Thursday, October 27, 2011

Java Disassembled

In my last post, I talked about how false sharing due to objects being on the same cache line can cause code to run much slower. Now, I'm going to show why

matrix[fixed_index][i] = value + 1;

is slower than

matrix[i][fixed_index] = value + 1;

This slowness is a property of your CPU rather than something innate to Java but we'll use the JDK with the -XX:+PrintOptoAssembly flag and examine the generated assembler code to show the problem.

(Please note that I am not a professional x86 assembler programmer so any input would be gratefully received.)

First, some preliminaries. Most of the following was gleaned from using JDK 1.7.0 on Linux:

1. Java multi-dimensional arrays are actually arrays of arrays.

2. The second location in the memory representing an array (array reference + 1) yields information as to its type. We can show this by looking at the assembly generated by this Java:
       private void myInstanceOf(Object[] array) {
if (array instanceof Integer[]) {
[Aside: the field aPublicInt is exactly that: an int that is publicly accessible.

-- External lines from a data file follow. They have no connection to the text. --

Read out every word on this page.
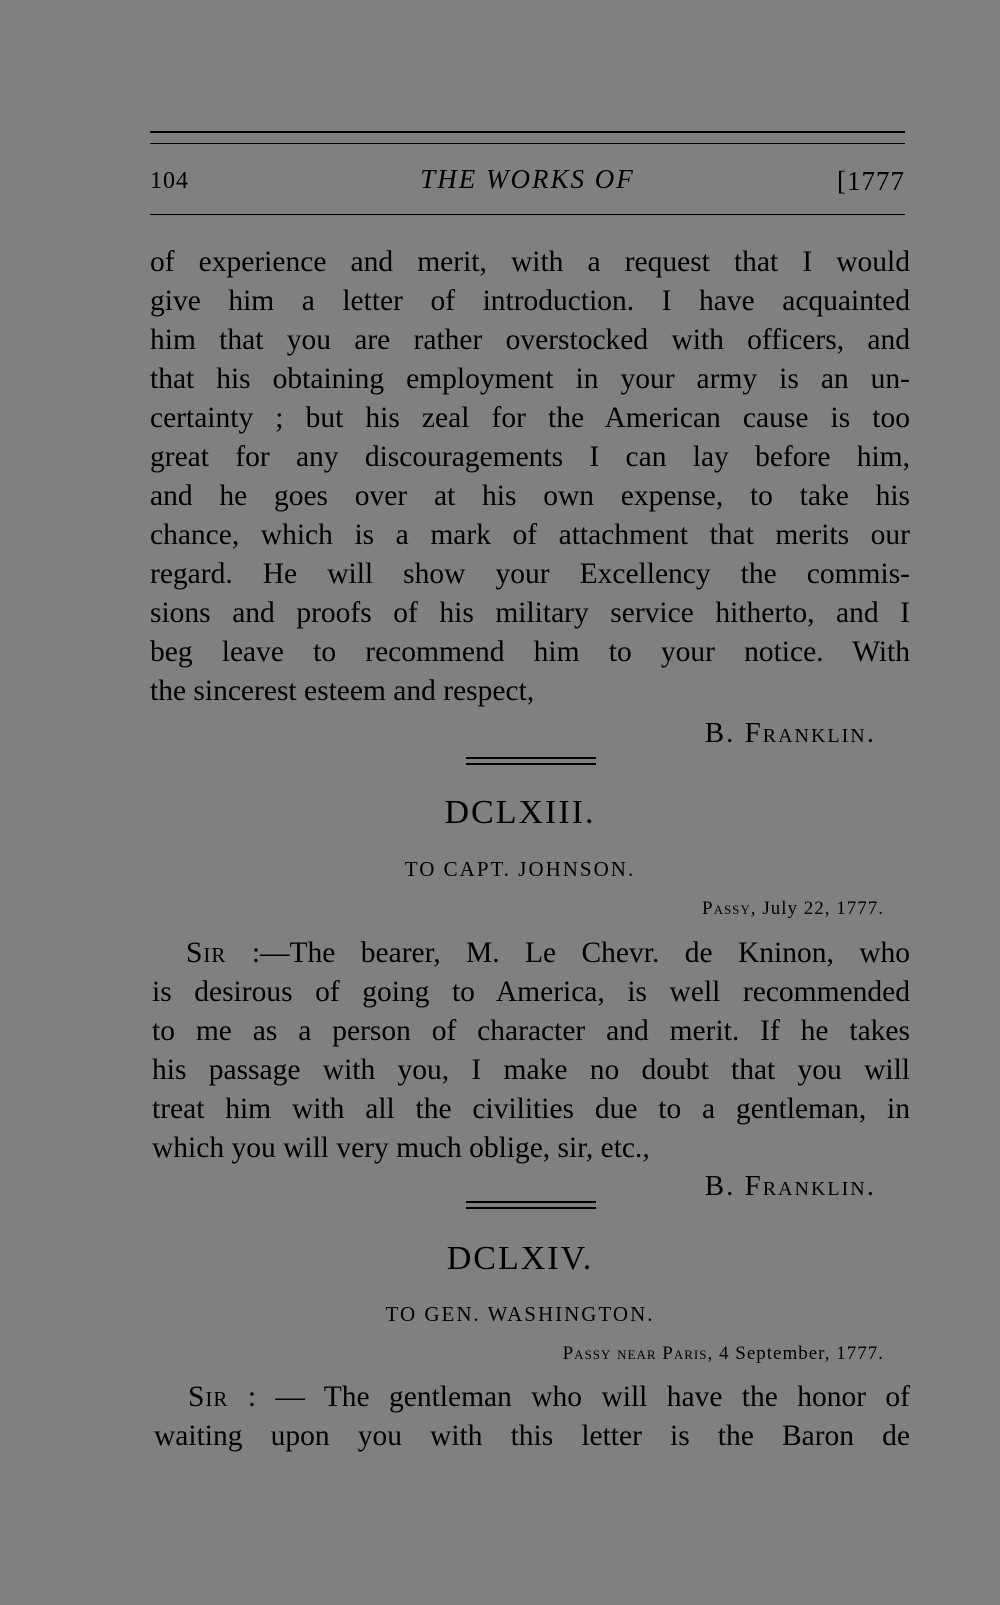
104	THE WORKS OF	[1777
of experience and merit, with a request that I would
give him a letter of introduction. I have acquainted
him that you are rather overstocked with officers, and
that his obtaining employment in your army is an un-
certainty ; but his zeal for the American cause is too
great for any discouragements I can lay before him,
and he goes over at his own expense, to take his
chance, which is a mark of attachment that merits our
regard. He will show your Excellency the commis-
sions and proofs of his military service hitherto, and I
beg leave to recommend him to your notice. With
the sincerest esteem and respect,
B. Franklin.
DCLXIII.
TO CAPT. JOHNSON.
Passy, July 22, 1777.
Sir :—The bearer, M. Le Chevr. de Kninon, who
is desirous of going to America, is well recommended
to me as a person of character and merit. If he takes
his passage with you, I make no doubt that you will
treat him with all the civilities due to a gentleman, in
which you will very much oblige, sir, etc.,
B. Franklin.
DCLXIV.
TO GEN. WASHINGTON.
Passy near Paris, 4 September, 1777.
Sir : — The gentleman who will have the honor of
waiting upon you with this letter is the Baron de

The reason we may need it is that Hotspot may optimize away our code if it considers that nothing noticeable changes.]

Anyway, the assembler it generates looks a little like this:
#r000 ecx   : parm 0: com/henryp/lang/SimpleClassForDisassembly:NotNull *
#r005 edx : parm 1: java/lang/Object *[int:>=0] *
# -- Old esp -- Framesize: 16 --
#r045 esp+12: return address
#r044 esp+ 8: pad2, in_preserve
#r043 esp+ 4: pad2, in_preserve
#r042 esp+ 0: Fixed slot 0
000 N45: # B1 <- BLOCK HEAD IS JUNK Freq: 1
000 CMP EAX,[ECX+4] # Inline cache check
JNE SharedRuntime::handle_ic_miss_stub

00c B1: # B5 B2 <- BLOCK HEAD IS JUNK Freq: 1
00c # stack bang
SUB ESP,8 # Create frame
01a MOV EBX,[EDX + #4]
01d NullCheck EDX
01d B2: # B4 B3 <- B1 Freq: 0.999999
01d CMPu EBX,precise klass [Ljava/lang/Integer;: 0xb76eeb68:Constant:exact *
023 Jne,us B4 P=0.100000 C=-1.000000
025 B3: # B4 <- B2 Freq: 0.899999
025 INC [ECX + #16] ! Field com/henryp/lang/SimpleClassForDisassembly.aPublicInt
028 B4: # N45 <- B3 B2 Freq: 0.999999
028 ADD ESP,8 # Destroy frame
TEST PollPage,EAX ! Poll Safepoint

032 RET
033 B5: # N45 <- B1 Freq: 1.01328e-06
035 MOV ECX,#-12
03a NOP # 1 bytes pad for loops and calls
03b CALL,static wrapper for: uncommon_trap(reason='null_check' action='make_not_entrant')
# com.henryp.lang.SimpleClassForDisassembly::myInstanceOf @ bci:1 L[0]=EBP L[1]=_ STK[0]=#NULL
# OopMap{ebp=Oop off=64}
040 INT3 ; ShouldNotReachHere

Verbose, isn't it?

(Note that this assembler was generated when the Java method was alternately passed an Integer[] and a String[] for many iterations. The JDK will generate other assembler depending on the which paths through the method are most commonly used.)

So what does this assembly code mean? The first line says the ecx register holds a reference to this. But the second line tells us the register edx points to an the argument that is passed to this method - the Object[].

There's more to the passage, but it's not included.